Herapath's Comet, also known as C/1831 A1 by its modern designation, is a bright comet that was visible in the naked eye in 1831. Due to its brightness, it is considered to be the Great Comet of 1831.

== Discovery and observation ==
Reconstruction of the comet's trajectory indicates that C/1831 A1 must have been bright enough to be seen with the naked eye throughout the southern hemisphere (possibly even brighter than Venus) prior to its perihelion on 28 December 1830. However, no written records of its appearance prior to its discovery have yet been found.

The comet was already on its outbound trajectory when it was first discovered by an English astronomer named John Herapath, from Hounslow Heath around 6:00 AM on 7 January 1831 as a magnitude +2.0 object in the constellation Serpens. He reported that "the tail was then nearly perpendicular to the horizon, inclined towards the south, and of a white colour, apparently between 1–2° long". Later studies in 2011 revealed that it was independently discovered by Thomas Glanville Taylor from the Madras Observatory in India around six hours earlier, but he had not reported his sighting.

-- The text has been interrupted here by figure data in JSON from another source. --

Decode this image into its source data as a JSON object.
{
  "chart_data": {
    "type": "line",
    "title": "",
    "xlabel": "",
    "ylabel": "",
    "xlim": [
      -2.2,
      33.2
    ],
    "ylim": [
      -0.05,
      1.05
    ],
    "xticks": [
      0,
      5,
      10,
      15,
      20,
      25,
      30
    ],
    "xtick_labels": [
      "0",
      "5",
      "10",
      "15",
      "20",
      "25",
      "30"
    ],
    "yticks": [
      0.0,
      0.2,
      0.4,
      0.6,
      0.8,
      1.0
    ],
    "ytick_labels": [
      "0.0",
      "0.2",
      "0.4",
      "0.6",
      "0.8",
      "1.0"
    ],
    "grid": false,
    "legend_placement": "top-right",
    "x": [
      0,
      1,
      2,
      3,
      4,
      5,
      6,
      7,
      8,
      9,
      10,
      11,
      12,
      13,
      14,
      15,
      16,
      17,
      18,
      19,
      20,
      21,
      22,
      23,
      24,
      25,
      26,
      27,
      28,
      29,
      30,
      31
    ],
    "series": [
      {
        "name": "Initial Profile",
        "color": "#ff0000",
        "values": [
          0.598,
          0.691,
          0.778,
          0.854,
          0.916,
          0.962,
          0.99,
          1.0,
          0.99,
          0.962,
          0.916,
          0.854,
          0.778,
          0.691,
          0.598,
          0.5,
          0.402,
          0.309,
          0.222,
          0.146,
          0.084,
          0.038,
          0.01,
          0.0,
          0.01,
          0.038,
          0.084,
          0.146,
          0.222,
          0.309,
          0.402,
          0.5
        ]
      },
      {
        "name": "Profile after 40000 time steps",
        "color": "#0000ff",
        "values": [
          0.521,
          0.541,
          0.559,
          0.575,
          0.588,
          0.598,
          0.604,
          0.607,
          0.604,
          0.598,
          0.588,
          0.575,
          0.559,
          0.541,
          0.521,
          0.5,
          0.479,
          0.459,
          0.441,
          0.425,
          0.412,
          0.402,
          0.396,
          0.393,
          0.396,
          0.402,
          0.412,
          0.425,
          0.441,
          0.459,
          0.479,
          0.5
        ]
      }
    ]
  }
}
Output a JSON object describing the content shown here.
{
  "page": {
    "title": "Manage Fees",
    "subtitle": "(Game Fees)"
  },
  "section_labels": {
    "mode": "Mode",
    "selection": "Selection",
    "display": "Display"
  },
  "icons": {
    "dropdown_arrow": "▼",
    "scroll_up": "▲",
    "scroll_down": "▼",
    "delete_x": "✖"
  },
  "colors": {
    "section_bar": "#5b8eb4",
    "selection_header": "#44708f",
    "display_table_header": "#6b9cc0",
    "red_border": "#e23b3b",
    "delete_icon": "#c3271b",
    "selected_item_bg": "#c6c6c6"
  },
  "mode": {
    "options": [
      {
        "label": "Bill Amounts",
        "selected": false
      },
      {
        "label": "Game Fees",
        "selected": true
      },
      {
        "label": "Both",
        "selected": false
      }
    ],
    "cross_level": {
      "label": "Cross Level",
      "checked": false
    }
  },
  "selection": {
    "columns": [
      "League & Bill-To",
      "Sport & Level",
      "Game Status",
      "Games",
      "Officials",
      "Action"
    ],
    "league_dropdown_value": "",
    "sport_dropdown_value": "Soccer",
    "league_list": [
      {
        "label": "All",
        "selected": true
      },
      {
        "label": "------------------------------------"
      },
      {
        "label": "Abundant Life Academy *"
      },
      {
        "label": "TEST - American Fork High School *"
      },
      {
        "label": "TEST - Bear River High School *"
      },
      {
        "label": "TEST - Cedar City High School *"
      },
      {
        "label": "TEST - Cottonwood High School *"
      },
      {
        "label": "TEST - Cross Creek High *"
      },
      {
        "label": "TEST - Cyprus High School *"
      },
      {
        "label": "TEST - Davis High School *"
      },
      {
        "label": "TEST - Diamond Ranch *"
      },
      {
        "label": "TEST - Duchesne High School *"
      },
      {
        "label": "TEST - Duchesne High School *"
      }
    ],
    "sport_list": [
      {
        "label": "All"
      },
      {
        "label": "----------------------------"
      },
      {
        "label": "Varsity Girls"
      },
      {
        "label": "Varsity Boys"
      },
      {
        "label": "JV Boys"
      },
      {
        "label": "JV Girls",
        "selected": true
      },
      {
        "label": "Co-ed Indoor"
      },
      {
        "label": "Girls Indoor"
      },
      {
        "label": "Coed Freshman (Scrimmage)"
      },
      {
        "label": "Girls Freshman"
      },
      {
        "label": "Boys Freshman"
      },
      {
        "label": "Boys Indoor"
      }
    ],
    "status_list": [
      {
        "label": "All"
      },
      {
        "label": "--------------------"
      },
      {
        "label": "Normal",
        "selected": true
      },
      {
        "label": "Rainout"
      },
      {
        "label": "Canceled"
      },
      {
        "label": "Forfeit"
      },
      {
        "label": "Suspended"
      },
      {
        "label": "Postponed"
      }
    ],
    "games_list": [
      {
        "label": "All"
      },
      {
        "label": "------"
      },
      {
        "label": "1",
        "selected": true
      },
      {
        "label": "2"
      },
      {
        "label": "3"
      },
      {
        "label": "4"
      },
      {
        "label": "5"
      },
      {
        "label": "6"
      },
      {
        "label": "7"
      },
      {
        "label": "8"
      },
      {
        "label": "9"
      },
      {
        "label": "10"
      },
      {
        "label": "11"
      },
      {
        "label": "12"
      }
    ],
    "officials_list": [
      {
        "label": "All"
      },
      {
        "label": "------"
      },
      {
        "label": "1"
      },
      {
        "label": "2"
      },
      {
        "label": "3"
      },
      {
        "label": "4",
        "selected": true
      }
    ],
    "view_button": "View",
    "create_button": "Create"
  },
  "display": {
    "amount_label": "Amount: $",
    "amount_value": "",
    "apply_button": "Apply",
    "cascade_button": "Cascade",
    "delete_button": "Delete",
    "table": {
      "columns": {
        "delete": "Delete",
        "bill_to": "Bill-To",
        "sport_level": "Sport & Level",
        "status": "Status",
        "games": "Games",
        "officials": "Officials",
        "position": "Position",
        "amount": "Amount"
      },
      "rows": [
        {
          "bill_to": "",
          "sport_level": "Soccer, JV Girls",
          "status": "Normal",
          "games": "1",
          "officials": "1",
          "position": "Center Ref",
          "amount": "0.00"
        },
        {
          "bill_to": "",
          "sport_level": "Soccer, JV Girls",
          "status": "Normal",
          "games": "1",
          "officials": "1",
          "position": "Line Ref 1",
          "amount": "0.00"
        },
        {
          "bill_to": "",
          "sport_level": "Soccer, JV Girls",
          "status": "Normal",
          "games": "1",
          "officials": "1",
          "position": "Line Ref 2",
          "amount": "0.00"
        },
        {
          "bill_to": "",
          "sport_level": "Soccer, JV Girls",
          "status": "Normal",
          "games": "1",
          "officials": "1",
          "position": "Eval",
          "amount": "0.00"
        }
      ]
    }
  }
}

Further naked eye observations between 8 and 23 January 1831 were made by other astronomers like Wilhelm von Biela, Robert T. Paine, Giovanni Santini, and Niccolò Cacciatore.

The comet's brightness rapidly declined to magnitude +4.0 by late January, but the tail's length across the sky remained about 3°. By February 1831, the comet was further observed using telescopes by astronomers Friedrich B. Nicolai and Heinrich Olbers, while Taylor continued his observations until 20 February It was last seen by Karl Friedrich Knorre on 19 March 1831.

== Orbit ==
Calculations by Jakob P. Wolfers, Christian F. Peters, Knorre and Santini determined the comet's path in a retrograde parabolic trajectory inclined around 135° to the ecliptic. On 28 December 1830 it made its closest approach to the Sun at a distance of 0.13 AU, making it a sungrazing comet. It made its closest approach to Earth on 16 February 1831 at a distance of 0.53 AU. Due to the limited initial data, it is unknown if the comet will return to the inner Solar System or it is ejected into interstellar space.